Ulusal Birlik Partisi (UBP) Genel Sekreteri Oğuzhan Hasipoğlu, Avrupa Birliği Komisyonu sözcüsünün Kuzey Kıbrıs Türk Cumhuriyeti devleti ve yargı sistemi hakkında kullandığı “sözde” ifadesine tepki gösterdi.
Hasipoğlu açıklamasında, “Kuzey Kıbrıs Türk Cumhuriyeti’nde yargı; bağımsız, tarafsız ve hukukun üstünlüğü ilkesi çerçevesinde görev yapmaktadır. Ülkemizin mahkemeleri, anayasa ve yasalarla güvence altına alınmış şekilde, tüm davalarda adil ve eşitlikçi yargılama ilkesini esas almaktadır. AB yetkililerinin bu tür açıklamalarla yargımızın meşruiyetini sorgulaması kabul edilemez” ifadelerini kullandı.
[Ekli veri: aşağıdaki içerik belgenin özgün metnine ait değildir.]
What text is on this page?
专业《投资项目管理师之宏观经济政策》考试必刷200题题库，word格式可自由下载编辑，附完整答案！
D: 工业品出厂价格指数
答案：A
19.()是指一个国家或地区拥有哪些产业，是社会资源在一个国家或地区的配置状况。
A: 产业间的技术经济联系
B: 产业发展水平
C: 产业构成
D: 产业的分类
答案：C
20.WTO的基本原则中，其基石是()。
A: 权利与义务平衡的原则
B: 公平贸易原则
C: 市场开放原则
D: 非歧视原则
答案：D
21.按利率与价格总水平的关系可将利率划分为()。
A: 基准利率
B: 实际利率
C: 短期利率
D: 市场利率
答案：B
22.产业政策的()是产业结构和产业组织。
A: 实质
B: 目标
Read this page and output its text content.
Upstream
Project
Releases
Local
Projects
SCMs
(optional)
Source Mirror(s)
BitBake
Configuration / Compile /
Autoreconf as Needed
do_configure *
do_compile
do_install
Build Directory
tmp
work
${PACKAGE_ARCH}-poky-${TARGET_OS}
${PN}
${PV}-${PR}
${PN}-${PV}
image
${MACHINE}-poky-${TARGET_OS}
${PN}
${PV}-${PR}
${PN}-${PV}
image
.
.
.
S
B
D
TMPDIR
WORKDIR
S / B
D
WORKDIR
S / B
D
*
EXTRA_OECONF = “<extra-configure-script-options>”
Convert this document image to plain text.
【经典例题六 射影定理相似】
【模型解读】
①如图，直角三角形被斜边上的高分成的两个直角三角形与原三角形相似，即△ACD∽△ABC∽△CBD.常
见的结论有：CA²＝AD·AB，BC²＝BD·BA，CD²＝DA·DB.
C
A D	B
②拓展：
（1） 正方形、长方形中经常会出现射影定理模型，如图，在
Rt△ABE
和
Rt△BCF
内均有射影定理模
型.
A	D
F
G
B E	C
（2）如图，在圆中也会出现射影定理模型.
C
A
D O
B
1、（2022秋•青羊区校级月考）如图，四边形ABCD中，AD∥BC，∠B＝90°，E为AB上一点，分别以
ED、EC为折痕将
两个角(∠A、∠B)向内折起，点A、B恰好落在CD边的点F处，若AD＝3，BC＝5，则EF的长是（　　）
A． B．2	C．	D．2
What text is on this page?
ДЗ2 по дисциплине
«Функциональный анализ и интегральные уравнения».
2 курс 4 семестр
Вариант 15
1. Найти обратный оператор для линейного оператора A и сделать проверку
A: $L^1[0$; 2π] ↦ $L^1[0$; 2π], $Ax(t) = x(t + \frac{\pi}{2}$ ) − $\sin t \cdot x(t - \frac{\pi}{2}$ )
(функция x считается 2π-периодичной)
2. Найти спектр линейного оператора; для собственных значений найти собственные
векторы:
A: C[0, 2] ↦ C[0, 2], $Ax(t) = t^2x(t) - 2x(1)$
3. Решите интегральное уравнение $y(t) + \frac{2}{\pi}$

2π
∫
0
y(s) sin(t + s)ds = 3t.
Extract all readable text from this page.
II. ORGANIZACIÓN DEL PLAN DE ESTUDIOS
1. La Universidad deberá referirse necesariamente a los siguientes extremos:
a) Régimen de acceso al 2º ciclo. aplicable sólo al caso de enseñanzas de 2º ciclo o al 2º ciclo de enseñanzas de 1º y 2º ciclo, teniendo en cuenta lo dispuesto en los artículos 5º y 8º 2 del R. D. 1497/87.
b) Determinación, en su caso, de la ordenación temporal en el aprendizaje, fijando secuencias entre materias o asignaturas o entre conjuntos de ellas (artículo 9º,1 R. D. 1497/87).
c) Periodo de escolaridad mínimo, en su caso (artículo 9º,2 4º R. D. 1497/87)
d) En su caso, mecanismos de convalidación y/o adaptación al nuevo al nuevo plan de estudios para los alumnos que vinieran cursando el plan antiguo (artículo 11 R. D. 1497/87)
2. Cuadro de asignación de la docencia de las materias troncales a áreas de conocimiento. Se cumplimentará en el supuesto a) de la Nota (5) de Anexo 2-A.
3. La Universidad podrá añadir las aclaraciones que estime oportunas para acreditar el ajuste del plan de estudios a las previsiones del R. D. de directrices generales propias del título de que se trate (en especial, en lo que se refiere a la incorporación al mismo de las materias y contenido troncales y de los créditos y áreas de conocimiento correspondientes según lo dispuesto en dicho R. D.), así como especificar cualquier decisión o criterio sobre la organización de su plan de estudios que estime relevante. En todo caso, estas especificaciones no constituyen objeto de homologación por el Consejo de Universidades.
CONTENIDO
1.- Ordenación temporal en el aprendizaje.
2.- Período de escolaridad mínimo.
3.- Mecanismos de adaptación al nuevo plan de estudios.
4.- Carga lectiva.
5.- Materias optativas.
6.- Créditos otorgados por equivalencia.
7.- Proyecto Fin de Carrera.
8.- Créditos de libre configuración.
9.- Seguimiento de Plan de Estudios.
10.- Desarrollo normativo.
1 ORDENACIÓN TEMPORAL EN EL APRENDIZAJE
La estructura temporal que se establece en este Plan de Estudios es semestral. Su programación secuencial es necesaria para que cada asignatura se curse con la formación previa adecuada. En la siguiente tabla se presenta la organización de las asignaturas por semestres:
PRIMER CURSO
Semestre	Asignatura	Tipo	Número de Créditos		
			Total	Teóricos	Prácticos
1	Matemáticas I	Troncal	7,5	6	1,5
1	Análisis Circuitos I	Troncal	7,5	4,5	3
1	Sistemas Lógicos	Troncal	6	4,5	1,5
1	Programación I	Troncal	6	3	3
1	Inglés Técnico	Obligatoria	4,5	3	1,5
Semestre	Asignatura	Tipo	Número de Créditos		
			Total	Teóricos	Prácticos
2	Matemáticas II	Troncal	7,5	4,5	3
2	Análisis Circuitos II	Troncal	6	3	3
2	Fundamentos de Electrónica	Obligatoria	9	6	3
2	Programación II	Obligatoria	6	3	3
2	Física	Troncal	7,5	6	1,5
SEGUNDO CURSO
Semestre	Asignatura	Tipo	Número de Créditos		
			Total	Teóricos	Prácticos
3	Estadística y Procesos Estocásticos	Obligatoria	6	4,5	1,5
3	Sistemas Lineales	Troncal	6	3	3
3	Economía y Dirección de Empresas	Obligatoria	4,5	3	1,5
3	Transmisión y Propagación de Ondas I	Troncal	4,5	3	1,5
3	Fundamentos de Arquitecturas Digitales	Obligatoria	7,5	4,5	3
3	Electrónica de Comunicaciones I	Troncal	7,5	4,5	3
Hasipoğlu, AB’nin bu yaklaşımının hem Kıbrıs Türk halkının demokratik iradesine hem de hukuk devletine saygısızlık olduğunu belirtti. Rum makamlarının Alman, Ukraynalı ve iki Macar vatandaşı tutukladığını hatırlatan Hasipoğlu, “Avrupa Birliği’nin aklı neredeydi ve neden bu tutuklamalar sorgulanmadı? Yine aynı şekilde, AİHM’in bir iç hukuk yolu olarak saydığı Taşınmaz Mal Komisyonu’nu yok sayan Avrupa Birliği üyesi sözde Kıbrıs Cumhuriyeti’nin bu hukuka aykırı tutuklama kararlarını neden sorgulamadılar?” diye sordu.
AB’nin çifte standart uyguladığını vurgulayan Hasipoğlu, “Tanıdıkları devlet aslında Avrupa İnsan Hakları Konvansiyonu’nu açık bir şekilde ihlal etmektedir. Hukuka aykırı eylemler gerçekleştiren herkes gibi, bahse konu şahıslar da bağımsız yargımız önünde hesap vermektedir. Hiçbir kurum veya kişi, KKTC’nin egemenlik haklarını ve yargısının bağımsızlığını gölgeleyemez” dedi.
Kıbrıs Türk halkının barış, güvenlik ve adalet temelinde kendi devlet kurumlarını işletmeye devam ettiğini, uluslararası hukukun da içinde kaldığını kaydeden Hasipoğlu, AB’nin hata üstüne hata yapmaya devam ettiğini söyledi.
Hasipoğlu açıklamasını şöyle sürdürdü:
“2004’te Annan Planı’na evet diyen Kıbrıslı Türk halkını cezalandırmaya devam ederken, hayır diyen Rumları ödüllendirmeden de geri kalmamaktadır. Bu çifte standarda artık bir son vermeli ve adanın gerçeklerini dikkate alarak, AB kendi kitabında yazdığı gibi gerçekten adil olabilmeyi başarmalıdır. Aksi halde bu tür açıklamalarla Rum tarafını şımartmaya devam edecek ve dolayısıyla çözüme değil, çözümsüzlüğe hizmet etmeye devam edecektir.”